Are you interested in the question of peer pressure? Is youth a pivot to established rules?
Peer pressure is definitely something that drives teenage years. But in the case of this film, I wasn’t that interested in questioning how a group of people can influence an individual to act in a certain way. It was a lot more about exploring a primitive impulse: the need to feel part of something, being a key ring of the chain, finding identity. The main character desires this so much that at some point the film even feels like a dream, and we don’t know if the guy has really met this group of crazy teenagers, or if he has only been dreaming so. But what I did have in mind a lot through the whole process was this “youth being a pivot to established rules” topic you mention. The universe of the film is all built under the weight of a very strict set of rules a father establishes, and it moves on by following the needs of a character to free himself from those rules and walls. Youth is the perfect time to question and break rules. I even think it is mandatory and inevitable, somehow biological. In Güeros (Alonso Ruizpalacios, 2014), a quote by Salvador Allende is shown at a student riot: “Ser joven y no ser revolucionario es una contradicción” (“Being young and not revolutionary is a contradiction”). Younger generations should constantly and deeply examine their society’s status quo in order to demolish whatever isn’t working anymore. Only that way can things change and move forward.
Would you say that the short film format has given you any particular freedom?
Yes, absolutely. I find it crucial to identify the ideas that can work as a compass to walk you through the making of a film and answer all the hard questions. In our case, format worked a little like that. We knew we wanted to frame all the story into the state of mind and point of view of the kid. This had a lot to do with being able to see only a confining tiny portion of the world, and about longing for freedom. We even ended up making our format a replica of the size of the windows of the caravan, which were round-corner squares. Throughout the film, sounds and characters constantly tend to situate outside the frame, and often space gets deconstructed and broken into small pieces, as if the film itself could not see the whole picture. It isn’t until the end, when the kid gets freed, that the film shows a wide shot… as if not until then had he been able to get a bigger view of the world. The moments of the film I’m more in peace with are the ones that were more determined by these core ideas. And also the ones I’m still not happy about are those were we walked without looking on the compass too much.

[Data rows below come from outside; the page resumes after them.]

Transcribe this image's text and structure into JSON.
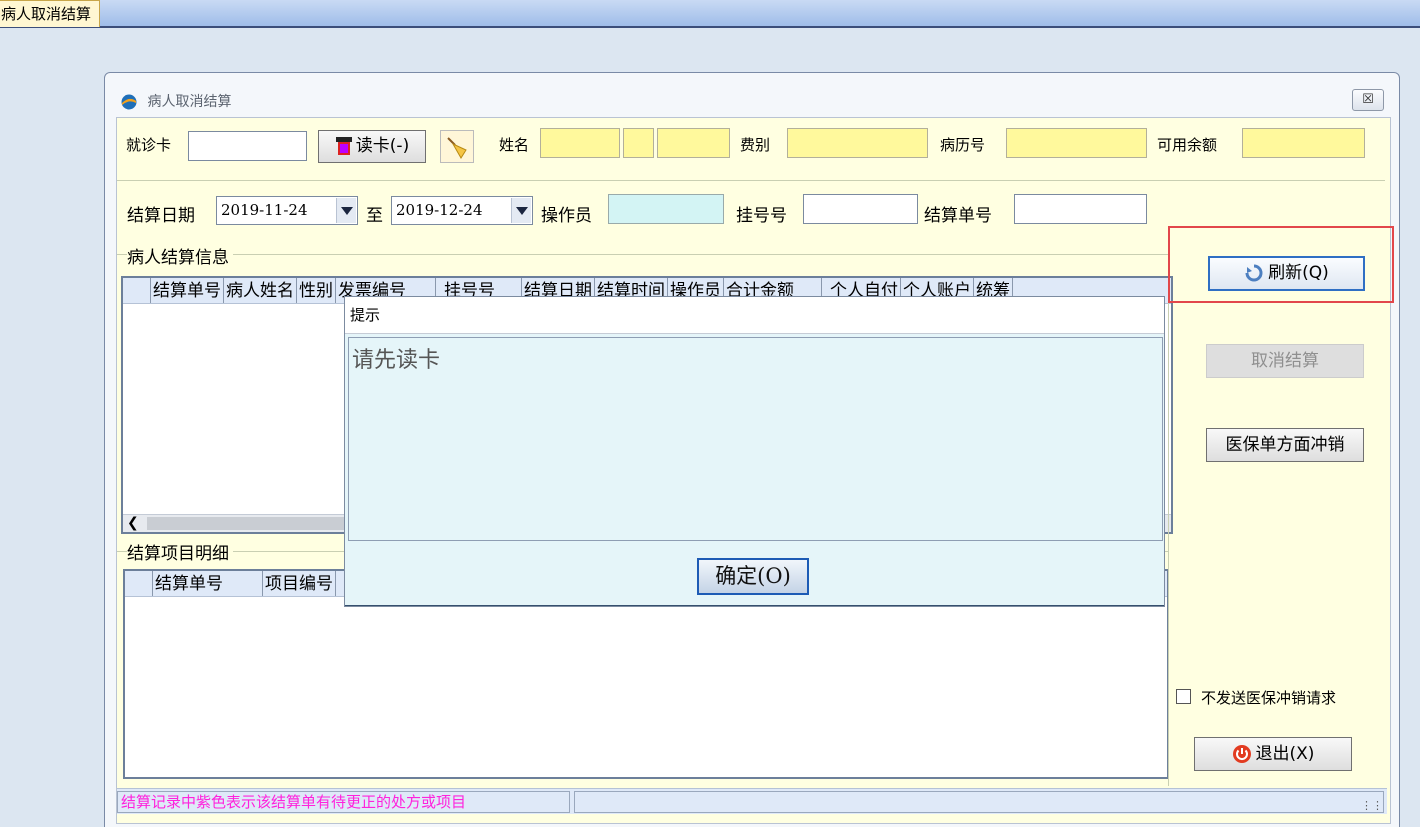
{
  "top_tab": {
    "label": "病人取消结算"
  },
  "window": {
    "title": "病人取消结算",
    "close_label": "☒",
    "row1": {
      "card_label": "就诊卡",
      "card_value": "",
      "read_card_label": "读卡(-)",
      "name_label": "姓名",
      "fee_type_label": "费别",
      "record_no_label": "病历号",
      "balance_label": "可用余额"
    },
    "row2": {
      "settle_date_label": "结算日期",
      "date_from": "2019-11-24",
      "to_label": "至",
      "date_to": "2019-12-24",
      "operator_label": "操作员",
      "reg_no_label": "挂号号",
      "settle_no_label": "结算单号"
    },
    "patient_group": {
      "label": "病人结算信息",
      "columns": [
        "结算单号",
        "病人姓名",
        "性别",
        "发票编号",
        "挂号号",
        "结算日期",
        "结算时间",
        "操作员",
        "合计金额",
        "个人自付",
        "个人账户",
        "统筹"
      ]
    },
    "detail_group": {
      "label": "结算项目明细",
      "columns": [
        "结算单号",
        "项目编号"
      ]
    },
    "sidebar": {
      "refresh_label": "刷新(Q)",
      "cancel_settle_label": "取消结算",
      "insurance_reversal_label": "医保单方面冲销",
      "no_send_label": "不发送医保冲销请求",
      "exit_label": "退出(X)"
    },
    "status": {
      "message": "结算记录中紫色表示该结算单有待更正的处方或项目",
      "message_color": "#ff22dd"
    }
  },
  "dialog": {
    "title": "提示",
    "message": "请先读卡",
    "ok_label": "确定(O)"
  }
}
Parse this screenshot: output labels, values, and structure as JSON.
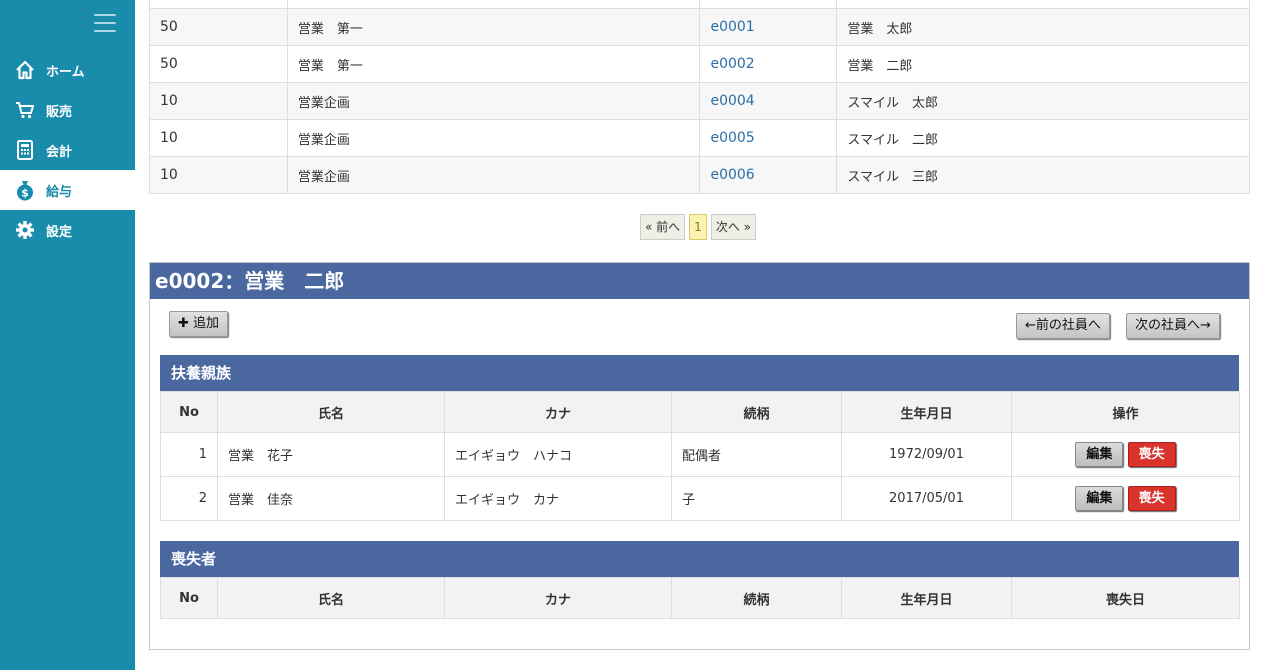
{
  "sidebar": {
    "items": [
      {
        "label": "ホーム",
        "icon": "home-icon"
      },
      {
        "label": "販売",
        "icon": "cart-icon"
      },
      {
        "label": "会計",
        "icon": "calculator-icon"
      },
      {
        "label": "給与",
        "icon": "money-bag-icon",
        "active": true
      },
      {
        "label": "設定",
        "icon": "gear-icon"
      }
    ]
  },
  "employees": [
    {
      "dept_code": "50",
      "dept": "営業　第一",
      "id": "e0001",
      "name": "営業　太郎"
    },
    {
      "dept_code": "50",
      "dept": "営業　第一",
      "id": "e0002",
      "name": "営業　二郎"
    },
    {
      "dept_code": "10",
      "dept": "営業企画",
      "id": "e0004",
      "name": "スマイル　太郎"
    },
    {
      "dept_code": "10",
      "dept": "営業企画",
      "id": "e0005",
      "name": "スマイル　二郎"
    },
    {
      "dept_code": "10",
      "dept": "営業企画",
      "id": "e0006",
      "name": "スマイル　三郎"
    }
  ],
  "pager": {
    "prev": "« 前へ",
    "current": "1",
    "next": "次へ »"
  },
  "detail": {
    "title": "e0002：営業　二郎",
    "add_label": "✚ 追加",
    "prev_emp": "←前の社員へ",
    "next_emp": "次の社員へ→"
  },
  "dependents": {
    "heading": "扶養親族",
    "columns": [
      "No",
      "氏名",
      "カナ",
      "続柄",
      "生年月日",
      "操作"
    ],
    "rows": [
      {
        "no": "1",
        "name": "営業　花子",
        "kana": "エイギョウ　ハナコ",
        "rel": "配偶者",
        "birth": "1972/09/01"
      },
      {
        "no": "2",
        "name": "営業　佳奈",
        "kana": "エイギョウ　カナ",
        "rel": "子",
        "birth": "2017/05/01"
      }
    ],
    "edit_label": "編集",
    "lost_label": "喪失"
  },
  "lost": {
    "heading": "喪失者",
    "columns": [
      "No",
      "氏名",
      "カナ",
      "続柄",
      "生年月日",
      "喪失日"
    ]
  },
  "colors": {
    "sidebar": "#1a8cab",
    "header": "#4a67a0",
    "danger": "#d9332b",
    "link": "#2a6fa8"
  }
}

What are your reference works?
Talking about references is always intriguing to me because there’s something magical that goes on about it. I feel it doesn’t really matter what works you have in mind during the process, your film becomes a very different and independent being. Then comes the audience always surprising you spotting other references that make your film grow because although they were never on your mind, unconsciously they did influence the film. This even works with films you haven’t watched. I swear. Throughout the whole process of this film, my mind was constantly occupied by titles like My childhood (Bill Douglas, 1972-1978), Güeros (Alonso Ruizpalacios, 2014), Little Fugitive (Ray Ashley, Morris Engel, Ruth Orkin, 1953), El Pas del Riu (Lluis de Sola, 2013), Violet (Bas Devos, 2014) and of course Canino (Yorgos Lanthimos, 2009) which I love and is basically all over Günst ul vándrafoo. But others have seen titles like Spring Breakers (Harmony Korine, 2012), Beau travail (Claire Denis, 1999) or A Ghost Story (David Lowery, 2017), and yes… these are all in our film in many ways.